Does the “Budapest Memorandum” Treaty Signed In 1994 Commit U.S., Britain To Defend Ukraine?
Sir Tony Brenton, who served as British Ambassador from 2004 to 2008, said that war could be an option ‘if we do conclude the [Budapest] Memorandum is legally binding.’
It promises to protect Ukraine’s borders, in return for Ukraine giving up its nuclear weapons.
Kiev has demanded the agreement is activated after insisting their borders had been violated.
In response Mr Brenton said in a BBC radio interview: ‘If indeed this is a Russian invasion of Crimea and if we do conclude the [Budapest] Memorandum is legally binding then it’s very difficult to avoid the conclusion that we’re going to go to war with Russia’.

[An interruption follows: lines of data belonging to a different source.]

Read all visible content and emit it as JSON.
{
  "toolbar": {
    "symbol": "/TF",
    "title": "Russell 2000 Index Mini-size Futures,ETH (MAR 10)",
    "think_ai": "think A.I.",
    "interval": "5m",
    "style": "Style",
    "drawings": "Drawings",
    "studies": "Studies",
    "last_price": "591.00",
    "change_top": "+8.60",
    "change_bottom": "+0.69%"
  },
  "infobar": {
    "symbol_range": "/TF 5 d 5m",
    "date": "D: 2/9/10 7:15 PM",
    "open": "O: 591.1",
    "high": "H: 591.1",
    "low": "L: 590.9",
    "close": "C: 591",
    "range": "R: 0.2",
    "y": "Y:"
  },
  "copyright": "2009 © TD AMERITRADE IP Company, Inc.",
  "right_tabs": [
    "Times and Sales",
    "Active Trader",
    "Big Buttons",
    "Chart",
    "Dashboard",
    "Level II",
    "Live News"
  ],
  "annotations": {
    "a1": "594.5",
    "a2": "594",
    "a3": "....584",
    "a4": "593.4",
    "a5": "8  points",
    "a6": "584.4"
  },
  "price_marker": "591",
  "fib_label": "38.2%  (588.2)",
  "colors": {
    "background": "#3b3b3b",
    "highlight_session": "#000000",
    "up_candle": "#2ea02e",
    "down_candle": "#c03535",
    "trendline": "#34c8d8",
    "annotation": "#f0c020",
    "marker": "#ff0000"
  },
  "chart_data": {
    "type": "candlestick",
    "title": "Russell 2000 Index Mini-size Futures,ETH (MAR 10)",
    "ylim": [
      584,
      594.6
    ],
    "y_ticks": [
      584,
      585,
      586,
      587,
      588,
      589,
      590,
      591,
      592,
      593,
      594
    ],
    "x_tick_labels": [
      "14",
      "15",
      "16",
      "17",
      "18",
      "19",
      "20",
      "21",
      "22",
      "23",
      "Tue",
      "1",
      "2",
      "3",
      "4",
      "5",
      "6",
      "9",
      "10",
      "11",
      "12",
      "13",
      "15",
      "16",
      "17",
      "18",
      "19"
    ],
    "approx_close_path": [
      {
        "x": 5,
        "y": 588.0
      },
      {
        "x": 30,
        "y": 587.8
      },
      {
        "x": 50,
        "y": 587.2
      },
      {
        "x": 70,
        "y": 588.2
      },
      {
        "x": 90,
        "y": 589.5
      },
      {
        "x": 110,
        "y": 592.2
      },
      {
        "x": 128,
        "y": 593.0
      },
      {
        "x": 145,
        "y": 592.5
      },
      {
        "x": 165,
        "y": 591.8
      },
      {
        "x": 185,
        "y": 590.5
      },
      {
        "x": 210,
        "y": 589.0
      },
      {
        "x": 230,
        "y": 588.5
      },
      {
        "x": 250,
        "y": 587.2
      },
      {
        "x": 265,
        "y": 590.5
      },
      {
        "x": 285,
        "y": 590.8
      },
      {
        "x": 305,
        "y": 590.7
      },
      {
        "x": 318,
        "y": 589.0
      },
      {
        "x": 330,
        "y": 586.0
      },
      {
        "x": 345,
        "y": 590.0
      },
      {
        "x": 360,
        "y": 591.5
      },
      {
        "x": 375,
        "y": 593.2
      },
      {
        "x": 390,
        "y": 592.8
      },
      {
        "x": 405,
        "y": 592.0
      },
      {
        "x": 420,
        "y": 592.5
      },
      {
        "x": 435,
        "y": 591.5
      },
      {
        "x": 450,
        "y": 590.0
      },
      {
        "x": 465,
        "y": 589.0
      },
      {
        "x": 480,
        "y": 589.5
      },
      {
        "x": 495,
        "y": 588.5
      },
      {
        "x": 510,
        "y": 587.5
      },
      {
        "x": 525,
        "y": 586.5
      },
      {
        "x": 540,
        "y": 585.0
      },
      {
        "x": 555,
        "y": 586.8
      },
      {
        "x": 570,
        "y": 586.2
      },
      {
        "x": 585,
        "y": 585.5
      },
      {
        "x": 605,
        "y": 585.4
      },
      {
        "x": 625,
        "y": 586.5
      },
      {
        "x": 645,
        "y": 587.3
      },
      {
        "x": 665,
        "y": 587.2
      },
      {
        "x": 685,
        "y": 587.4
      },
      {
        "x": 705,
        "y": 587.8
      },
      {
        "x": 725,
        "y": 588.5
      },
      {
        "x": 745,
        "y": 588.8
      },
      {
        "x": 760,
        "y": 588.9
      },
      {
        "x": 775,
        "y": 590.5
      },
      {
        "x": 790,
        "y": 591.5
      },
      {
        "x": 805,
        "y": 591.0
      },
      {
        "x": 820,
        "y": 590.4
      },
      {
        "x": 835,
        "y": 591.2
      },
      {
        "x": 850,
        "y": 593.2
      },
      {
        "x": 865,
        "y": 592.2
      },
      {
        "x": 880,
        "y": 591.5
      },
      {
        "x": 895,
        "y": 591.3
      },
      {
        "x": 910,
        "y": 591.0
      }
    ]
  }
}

Ukraine accused Russia of a ‘military invasion and occupation’, saying Russian troops have taken up positions around a coast guard base and two airports on its strategic Crimea peninsula.
However, TheBlaze reports things aren’t so black and white:
There will surely be much debate over whether the Budapest Memorandum is a legally binding agreement requiring action. The U.S. going to war with Russia is likely a last resort for the Obama administration.
According to: rferl.org, the Budapest Memorandum is a diplomatic memorandum, not an official treaty.
Barry Kellman, a professor of law and director of the International Weapons Control Center at DePaul University’s College of Law, told the website that the answers to questions about whether the agreement is binding are “complex.”
“That’s actually a much more complex question than it may sound. It is binding in international law, but that doesn’t mean it has any means of enforcement,” he said.
“The ‘Budapest Memorandum’ follows the Helsinki Final Act and essentially reiterates its provisions. There are confidence building measures and then a host of other broader obligations — primarily negative obligations. Don’t interfere,” the professor added.